Sea Launch ist ein Schweizer Raumfahrtunternehmen, das Raketenstarts von einer speziell adaptierten Bohrplattform in Äquatornähe vermarktet. Gestartet wird mit Zenit-3SL-Trägerraketen, einer Zenit-2 mit Block-DM-Oberstufe und einigen Modifikationen für den Start von See aus. Es werden dabei Nutzlasten mit einer Masse von bis zu sechs Tonnen in einen Geotransferorbit (GTO) befördert. Bis zum Jahr 2009 hat das Unternehmen auf diese Weise knapp 30 Nutzlasten erfolgreich in den Weltraum gebracht. Die Sea Launch SA mit Sitz in Nyon war von 2010 bis 2016 im Mehrheitsbesitz von Energia Overseas Ltd., einer Tochterfirma des russischen Raumfahrtkonzerns RKK Energija. Im September 2016 wurde die Übernahme durch die russische S7 Airlines angekündigt.[1]
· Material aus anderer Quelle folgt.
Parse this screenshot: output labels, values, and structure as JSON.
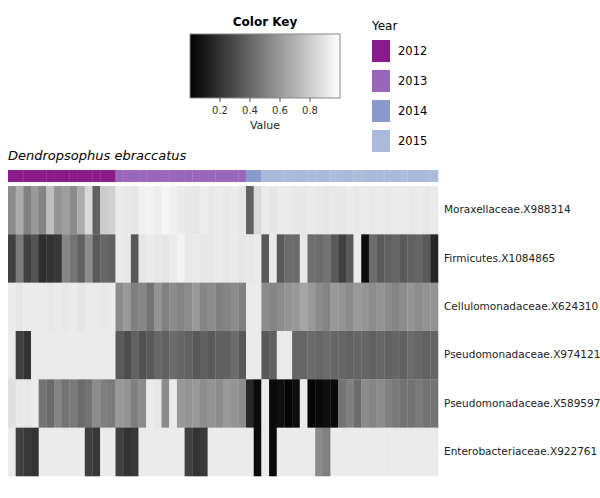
{
  "chart_data": {
    "type": "heatmap",
    "subtitle": "Dendropsophus ebraccatus",
    "rows": [
      "Moraxellaceae.X988314",
      "Firmicutes.X1084865",
      "Cellulomonadaceae.X624310",
      "Pseudomonadaceae.X974121",
      "Pseudomonadaceae.X589597",
      "Enterobacteriaceae.X922761"
    ],
    "column_groups": [
      "2012",
      "2012",
      "2012",
      "2012",
      "2012",
      "2012",
      "2012",
      "2012",
      "2012",
      "2012",
      "2012",
      "2012",
      "2012",
      "2012",
      "2013",
      "2013",
      "2013",
      "2013",
      "2013",
      "2013",
      "2013",
      "2013",
      "2013",
      "2013",
      "2013",
      "2013",
      "2013",
      "2013",
      "2013",
      "2013",
      "2013",
      "2014",
      "2014",
      "2015",
      "2015",
      "2015",
      "2015",
      "2015",
      "2015",
      "2015",
      "2015",
      "2015",
      "2015",
      "2015",
      "2015",
      "2015",
      "2015",
      "2015",
      "2015",
      "2015",
      "2015",
      "2015",
      "2015",
      "2015",
      "2015",
      "2015"
    ],
    "legend_title": "Year",
    "series": [
      {
        "name": "2012",
        "color": "#8B1A8B"
      },
      {
        "name": "2013",
        "color": "#9966BB"
      },
      {
        "name": "2014",
        "color": "#8899CC"
      },
      {
        "name": "2015",
        "color": "#AABBDD"
      }
    ],
    "values": [
      [
        0.55,
        0.68,
        0.5,
        0.6,
        0.52,
        0.75,
        0.58,
        0.62,
        0.55,
        0.68,
        0.85,
        0.38,
        0.8,
        0.82,
        0.92,
        0.91,
        0.9,
        0.94,
        0.95,
        0.93,
        0.96,
        0.94,
        0.92,
        0.91,
        0.9,
        0.93,
        0.91,
        0.92,
        0.91,
        0.92,
        0.9,
        0.38,
        0.85,
        0.92,
        0.9,
        0.92,
        0.92,
        0.91,
        0.91,
        0.92,
        0.91,
        0.9,
        0.91,
        0.91,
        0.92,
        0.91,
        0.92,
        0.91,
        0.92,
        0.91,
        0.92,
        0.92,
        0.91,
        0.92,
        0.91,
        0.92
      ],
      [
        0.25,
        0.48,
        0.25,
        0.32,
        0.18,
        0.2,
        0.22,
        0.52,
        0.45,
        0.38,
        0.55,
        0.35,
        0.4,
        0.38,
        0.92,
        0.91,
        0.35,
        0.9,
        0.92,
        0.91,
        0.9,
        0.92,
        0.95,
        0.91,
        0.92,
        0.91,
        0.91,
        0.92,
        0.91,
        0.92,
        0.9,
        0.91,
        0.92,
        0.35,
        0.92,
        0.35,
        0.42,
        0.42,
        0.91,
        0.43,
        0.42,
        0.45,
        0.35,
        0.25,
        0.35,
        0.92,
        0.05,
        0.42,
        0.35,
        0.38,
        0.4,
        0.35,
        0.38,
        0.4,
        0.35,
        0.15
      ],
      [
        0.92,
        0.9,
        0.92,
        0.92,
        0.92,
        0.91,
        0.92,
        0.91,
        0.92,
        0.9,
        0.92,
        0.92,
        0.91,
        0.92,
        0.55,
        0.6,
        0.5,
        0.52,
        0.45,
        0.58,
        0.5,
        0.55,
        0.52,
        0.55,
        0.6,
        0.52,
        0.55,
        0.5,
        0.52,
        0.55,
        0.5,
        0.92,
        0.92,
        0.55,
        0.52,
        0.55,
        0.58,
        0.6,
        0.65,
        0.6,
        0.55,
        0.52,
        0.6,
        0.58,
        0.55,
        0.6,
        0.58,
        0.55,
        0.58,
        0.55,
        0.52,
        0.55,
        0.58,
        0.55,
        0.58,
        0.58
      ],
      [
        0.92,
        0.25,
        0.2,
        0.92,
        0.92,
        0.92,
        0.92,
        0.92,
        0.92,
        0.92,
        0.92,
        0.92,
        0.92,
        0.92,
        0.35,
        0.3,
        0.38,
        0.32,
        0.35,
        0.4,
        0.38,
        0.42,
        0.4,
        0.38,
        0.35,
        0.38,
        0.35,
        0.38,
        0.38,
        0.42,
        0.35,
        0.92,
        0.92,
        0.35,
        0.38,
        0.92,
        0.92,
        0.4,
        0.4,
        0.42,
        0.4,
        0.42,
        0.4,
        0.4,
        0.38,
        0.4,
        0.4,
        0.38,
        0.4,
        0.38,
        0.4,
        0.38,
        0.42,
        0.4,
        0.38,
        0.4
      ],
      [
        0.88,
        0.91,
        0.91,
        0.92,
        0.45,
        0.42,
        0.52,
        0.45,
        0.48,
        0.42,
        0.45,
        0.55,
        0.5,
        0.48,
        0.6,
        0.58,
        0.5,
        0.55,
        0.92,
        0.9,
        0.55,
        0.92,
        0.6,
        0.58,
        0.6,
        0.55,
        0.58,
        0.55,
        0.6,
        0.58,
        0.55,
        0.15,
        0.04,
        0.92,
        0.04,
        0.06,
        0.02,
        0.05,
        0.92,
        0.02,
        0.04,
        0.06,
        0.04,
        0.45,
        0.5,
        0.42,
        0.55,
        0.52,
        0.55,
        0.5,
        0.48,
        0.45,
        0.45,
        0.48,
        0.45,
        0.45
      ],
      [
        0.92,
        0.25,
        0.22,
        0.2,
        0.92,
        0.92,
        0.92,
        0.92,
        0.92,
        0.92,
        0.25,
        0.22,
        0.92,
        0.92,
        0.25,
        0.2,
        0.22,
        0.92,
        0.92,
        0.92,
        0.92,
        0.92,
        0.92,
        0.25,
        0.2,
        0.22,
        0.92,
        0.92,
        0.92,
        0.92,
        0.92,
        0.92,
        0.04,
        0.92,
        0.04,
        0.92,
        0.92,
        0.92,
        0.92,
        0.92,
        0.55,
        0.5,
        0.92,
        0.92,
        0.92,
        0.92,
        0.92,
        0.92,
        0.92,
        0.92,
        0.92,
        0.92,
        0.92,
        0.92,
        0.92,
        0.92
      ]
    ],
    "colorbar": {
      "title": "Color Key",
      "label": "Value",
      "range": [
        0,
        1
      ],
      "ticks": [
        0.2,
        0.4,
        0.6,
        0.8
      ]
    }
  }
}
Hintergrund, Vorgänger, ähnliche Projekte

Sea Launch war nicht die erste auf die Meeresoberfläche dislozierte Startplattform. In den 1960er Jahren wurde vor der Küste Kenias die von Italien betriebene San-Marco-Plattform zum Start von Scout- und Höhenforschungsraketen verankert. Von der Hubinsel „Barbara“ erfolgten zu Beginn der 1970er Jahre einige Raketenerprobungen im Auftrag der Bundeswehr.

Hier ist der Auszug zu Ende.